There was only so much to be learned from Georgia Tech’s victory against Wofford on Saturday at Bobby Dodd Stadium.
The Yellow Jackets looked sharper on offense as the game progressed, averaging 5.9 yards per play in the first four drives but 11.2 over the final six. But perhaps that should have been expected against an overmatched opponent. Further, the running game produced only one gain of more than 20 yards, a pitch to A-back Broderick Snoddy that went for 65 yards and was actually ruled a forward pass. But the Terriers should know better than anyone how to defend an option offense, as they see their own daily in practice.
“We weren’t playing somebody who didn’t have an idea of what to do,” coach Paul Johnson said.
The Tech defense gave up 5.8 yards per carry to Wofford, but option offenses like Wofford’s (and Tech’s) have a way of doing that.
“The thing I like about what we do is it’s hard to play against,” Johnson said, “and it was looking right back at us. We couldn’t get ’em off the field.”
The areas that Tech had control over were perhaps the most instructional. The Jackets did quite well in one of those areas and not so well in others. Yet they did win 38-19.
Save one slight bobble, center Freddie Burden and quarterback Justin Thomas successfully executed all 59 snaps in the game, which is particularly noteworthy because it was not only Burden and Thomas’ first starts but also Burden’s first college game. Thomas also handled all of his handoffs, pitches and tosses without putting the ball on the ground.
Tech’s only miscue in that department was returner Jamal Golden’s fumble of a second-quarter punt. Fortunately for the Jackets, it rolled out of bounds to allow Tech to retain possession.
“As you can see, I’m a little rusty, but I expected that coming into the first game, so hopefully, knock that out and that doesn’t happen again,” Golden said.

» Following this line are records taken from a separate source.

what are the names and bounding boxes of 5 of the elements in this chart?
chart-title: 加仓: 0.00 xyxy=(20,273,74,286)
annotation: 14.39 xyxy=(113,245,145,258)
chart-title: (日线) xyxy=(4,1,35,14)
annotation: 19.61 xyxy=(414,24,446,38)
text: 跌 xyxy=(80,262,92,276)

Last season, Tech fumbled 28 times.
The tackling was a weak spot. Repeatedly on Saturday, defenders pursued the ball at incorrect angles, allowing Wofford ball carriers to get deep into the defense.
The actual tackling was not in peak form, either, as the Terriers broke multiple tackles to gain extra yards. While he played a strong overall game, defensive end Roderick Rook-Chungong had a critical miss. On a fourth-and-2 play in the fourth quarter, Rook-Chungong had quarterback Michael Weimer lined up in the backfield, but let him spin away for a first down. Wofford went on to score a touchdown on the drive, with the drive’s final two plays also extended by missed tackles.
Communication was another trouble spot. Linebacker Quayshawn Nealy said that the defensive line didn’t receive some play calls from the linebackers.
Tulane, the Jackets’ next opponent, doesn’t necessarily look like a world beater. In a preseason media poll, the Green Wave were picked to finish ninth in the American Athletic Conference, tied with Connecticut. Thursday, Tulane lost in double overtime to Tulsa, which was 3-9 last season and picked to finish last in the AAC.
“(Defensive coordinator Ted Roof) didn’t have too much to say, besides we have some work to do,” Nealy said. “That was a given, but he did say that the next team is going to play a whole lot harder and they’ve got more talent that the guys that came in (Saturday).”